Taking the disc, Vic made a face. “Justin Bieber,” he answered.

Chuckling, Janet said, “Well, go put it on for her.”

“I’ll do it,” Barry volunteered, taking the disc and heading for the great room, followed by Jen. They could hear one of the stations weather report, predicting cold and possible snow for the day and the next day.

“Funny,” Vic said.

“What, Honey?”

“Well, Channel 13 is saying possible snow, but I heard Channel 8 say this morning that it would rain but definitely not snow.”

“You know they always disagree a little,” Janet said, a little absent-mindedly. Vic wanted to joke that no, he would sue them for messing up his day, but he could see that she was thinking about something. “Vic,” Janet said, opening another conversation.

“What is it, Honey?”

“The last time I took her to see her neurologist.” she started.

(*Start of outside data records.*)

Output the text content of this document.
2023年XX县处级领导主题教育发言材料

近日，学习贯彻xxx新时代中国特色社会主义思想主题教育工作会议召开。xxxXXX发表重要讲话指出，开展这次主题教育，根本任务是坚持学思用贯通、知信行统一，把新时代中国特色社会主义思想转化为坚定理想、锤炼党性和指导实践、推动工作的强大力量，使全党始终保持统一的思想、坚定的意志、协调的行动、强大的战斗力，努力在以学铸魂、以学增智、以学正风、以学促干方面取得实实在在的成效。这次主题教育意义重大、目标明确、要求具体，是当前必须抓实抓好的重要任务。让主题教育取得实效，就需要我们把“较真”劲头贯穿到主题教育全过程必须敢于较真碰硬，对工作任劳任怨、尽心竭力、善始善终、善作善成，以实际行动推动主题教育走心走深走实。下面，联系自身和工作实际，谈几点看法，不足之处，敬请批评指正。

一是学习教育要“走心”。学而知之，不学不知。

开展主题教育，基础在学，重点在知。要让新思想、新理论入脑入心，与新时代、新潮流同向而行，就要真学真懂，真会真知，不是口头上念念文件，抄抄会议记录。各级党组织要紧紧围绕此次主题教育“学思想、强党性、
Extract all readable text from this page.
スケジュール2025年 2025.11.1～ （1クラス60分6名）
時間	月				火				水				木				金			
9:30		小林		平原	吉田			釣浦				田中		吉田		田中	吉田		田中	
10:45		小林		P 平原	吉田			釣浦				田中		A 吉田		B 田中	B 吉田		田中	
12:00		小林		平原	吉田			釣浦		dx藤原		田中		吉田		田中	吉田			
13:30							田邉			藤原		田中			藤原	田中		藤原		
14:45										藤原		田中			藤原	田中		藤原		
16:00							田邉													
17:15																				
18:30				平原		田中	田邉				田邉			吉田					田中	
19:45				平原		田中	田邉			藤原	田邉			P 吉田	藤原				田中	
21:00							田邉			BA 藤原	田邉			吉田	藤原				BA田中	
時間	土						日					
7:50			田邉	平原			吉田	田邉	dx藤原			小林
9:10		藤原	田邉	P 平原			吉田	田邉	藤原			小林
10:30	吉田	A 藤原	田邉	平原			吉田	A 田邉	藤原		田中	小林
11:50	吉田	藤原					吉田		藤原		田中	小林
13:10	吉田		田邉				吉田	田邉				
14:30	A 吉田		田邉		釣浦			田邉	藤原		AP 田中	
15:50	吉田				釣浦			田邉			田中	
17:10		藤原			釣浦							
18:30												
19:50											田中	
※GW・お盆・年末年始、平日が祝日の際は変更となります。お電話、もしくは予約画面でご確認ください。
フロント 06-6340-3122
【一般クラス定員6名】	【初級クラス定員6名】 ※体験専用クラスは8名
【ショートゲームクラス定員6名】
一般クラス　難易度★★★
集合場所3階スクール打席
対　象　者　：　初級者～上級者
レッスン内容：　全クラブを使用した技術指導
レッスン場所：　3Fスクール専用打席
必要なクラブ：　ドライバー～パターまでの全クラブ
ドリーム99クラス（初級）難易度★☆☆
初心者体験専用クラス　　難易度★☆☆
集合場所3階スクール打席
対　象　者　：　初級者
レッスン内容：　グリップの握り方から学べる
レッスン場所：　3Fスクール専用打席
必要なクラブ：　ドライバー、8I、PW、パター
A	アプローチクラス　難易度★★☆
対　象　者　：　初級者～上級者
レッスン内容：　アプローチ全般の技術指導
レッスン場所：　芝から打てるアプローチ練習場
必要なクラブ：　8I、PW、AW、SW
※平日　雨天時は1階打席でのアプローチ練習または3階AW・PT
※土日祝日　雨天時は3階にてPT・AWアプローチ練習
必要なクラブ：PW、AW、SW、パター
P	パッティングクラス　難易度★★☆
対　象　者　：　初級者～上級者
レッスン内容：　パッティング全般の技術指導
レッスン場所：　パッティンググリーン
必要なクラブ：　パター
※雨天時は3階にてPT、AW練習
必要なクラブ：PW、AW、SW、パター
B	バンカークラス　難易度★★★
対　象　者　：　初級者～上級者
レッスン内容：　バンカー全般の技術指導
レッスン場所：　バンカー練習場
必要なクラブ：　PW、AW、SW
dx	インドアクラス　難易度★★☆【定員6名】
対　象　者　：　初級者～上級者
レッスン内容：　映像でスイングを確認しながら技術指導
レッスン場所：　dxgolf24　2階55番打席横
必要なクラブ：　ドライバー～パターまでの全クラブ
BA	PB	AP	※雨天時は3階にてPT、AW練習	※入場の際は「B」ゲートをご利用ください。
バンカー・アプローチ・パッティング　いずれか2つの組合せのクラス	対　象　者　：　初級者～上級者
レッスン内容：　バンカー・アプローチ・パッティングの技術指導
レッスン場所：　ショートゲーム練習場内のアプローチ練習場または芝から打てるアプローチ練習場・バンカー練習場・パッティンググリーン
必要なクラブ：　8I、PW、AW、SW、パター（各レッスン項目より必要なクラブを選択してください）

Vic knew where the conversation was going. “I don’t want to talk about it” he snapped.

Janet would not be silenced. “Look, Vic, we have to talk about it. She’s entering puberty, she’s actually gone pretty much through it!”

“I’m sorry, I just can’t right now.” It was something that he knew he would have to deal with, that they would have to deal with together, but he just couldn’t bring himself to think about doing that to his own daughter.

“When, then?” she asked, a little annoyed, a little concerned, a little exasperated.

Vic didn’t answer, he just let his face show his emotions. Sighing, she turned back to the fridge and repeated the earlier question, “What do you want for dinner tonight? Is chicken okay?”

“Yeah, chicken’s great,” Vic answered. “Do we have any corn?”

“Only in the cans. If you peel the potatoes I’ll make mashed tonight, okay?”

“Yeah. Do you want me to do that now?”

“As soon as possible,” Janet said. “Have you checked the emails lately?”

“No,” Vic replied. “I’ll do that after I peel the potatoes.”

“Great,” Janet said. She looked at Vic who still looked distracted. “Are you sure that fried chicken and mashed potatoes are okay?”

“Yeah!” Vic intoned. “You know it’s my favorite meal!”

“Second favorite,” Janet reminded him.

“Okay, second favorite. But I’m hardly expecting barbeque tonight.” He could hear Jen singing along with Justin Bieber in the great room. Barry sometimes joined in. Getting a five pound sack of potatoes out of the pantry, Vic put the plug in the sink, got out the peeler and started whacking at the spuds. Quick, smooth motions away from his body. He used to cut himself regularly that way, but he’d gotten better about it. After peeling the initial one, he realized he should have filled a pot with water first so that he could slice them and put them straight in. While he was filing the pot with lukewarm water, he looked out the window at the dreary, overcast sky. The storm was still threatening, but it hadn’t arrived yet.